How a medicinal chemist plans differently

A total-synthesis chemist making one complex natural product will accept a long, clever route. A medicinal chemist has a different goal: make *many* analogues of one scaffold quickly so the team can read the structure–activity relationship. That changes everything about route choice. You want a convergent plan where the part you will vary — the R-group — is added in the *last* step from a diverse menu of building blocks.

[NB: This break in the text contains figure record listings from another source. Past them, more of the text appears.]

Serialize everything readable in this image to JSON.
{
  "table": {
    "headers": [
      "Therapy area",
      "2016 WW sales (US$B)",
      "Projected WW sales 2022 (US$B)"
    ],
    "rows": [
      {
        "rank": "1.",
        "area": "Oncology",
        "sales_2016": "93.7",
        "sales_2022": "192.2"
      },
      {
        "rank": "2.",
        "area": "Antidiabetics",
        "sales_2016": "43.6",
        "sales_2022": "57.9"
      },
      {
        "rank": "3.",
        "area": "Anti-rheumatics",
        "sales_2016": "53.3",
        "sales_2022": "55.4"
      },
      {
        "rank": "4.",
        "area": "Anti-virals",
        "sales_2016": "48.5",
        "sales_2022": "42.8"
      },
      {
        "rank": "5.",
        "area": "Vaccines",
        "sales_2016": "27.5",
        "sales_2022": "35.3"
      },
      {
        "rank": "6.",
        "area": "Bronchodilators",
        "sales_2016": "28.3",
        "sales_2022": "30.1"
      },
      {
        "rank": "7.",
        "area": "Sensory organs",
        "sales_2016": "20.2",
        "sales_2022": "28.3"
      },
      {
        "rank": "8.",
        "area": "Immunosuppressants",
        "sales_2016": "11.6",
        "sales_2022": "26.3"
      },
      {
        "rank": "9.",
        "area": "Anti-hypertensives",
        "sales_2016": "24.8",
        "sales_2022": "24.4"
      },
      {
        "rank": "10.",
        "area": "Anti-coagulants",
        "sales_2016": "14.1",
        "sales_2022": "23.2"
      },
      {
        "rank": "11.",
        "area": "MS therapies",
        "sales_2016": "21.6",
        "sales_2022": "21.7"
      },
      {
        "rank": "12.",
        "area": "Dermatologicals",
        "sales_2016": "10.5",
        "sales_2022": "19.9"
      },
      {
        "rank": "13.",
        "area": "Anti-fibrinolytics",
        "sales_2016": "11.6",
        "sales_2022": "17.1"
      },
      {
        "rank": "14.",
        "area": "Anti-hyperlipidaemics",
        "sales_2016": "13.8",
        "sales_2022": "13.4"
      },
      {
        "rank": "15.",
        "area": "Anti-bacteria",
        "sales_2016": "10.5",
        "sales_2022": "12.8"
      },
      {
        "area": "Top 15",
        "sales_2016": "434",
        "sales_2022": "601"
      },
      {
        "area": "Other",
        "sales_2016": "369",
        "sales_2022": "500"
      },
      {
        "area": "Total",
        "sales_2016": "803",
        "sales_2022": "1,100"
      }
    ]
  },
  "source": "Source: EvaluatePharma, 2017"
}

Then a single late intermediate can branch into dozens of final compounds.

  1. Draw the target and identify the fixed core versus the variable region you want to explore.
  2. Place your first disconnection so the variable group comes off — ideally as an amide, amine, or coupling bond.
  3. Keep disconnecting the core until each fragment is a catalog building block or one short step away from one.
  4. Sanity-check each forward reaction for functional-group compatibility — will an earlier group survive a later step?
Target:  Ar–C(=O)–NH–R    (an amide)

Disconnection 1 (amide bond):
  Ar–C(=O)–NH–R  ⇒  Ar–C(=O)–OH  +  H2N–R
  forward = amide coupling (last step; R varied from a menu of amines)

Disconnection 2 (biaryl C–C, on the acid piece):
  Ar–C(=O)–OH    ⇒  Ar'–Br  +  (HO)2B–Ar''(CO2H)
  forward = Suzuki coupling

Both Ar'–Br and the boronic acid are catalog building blocks.
A two-disconnection plan that puts the variable amine in the final step — ideal for analogue series.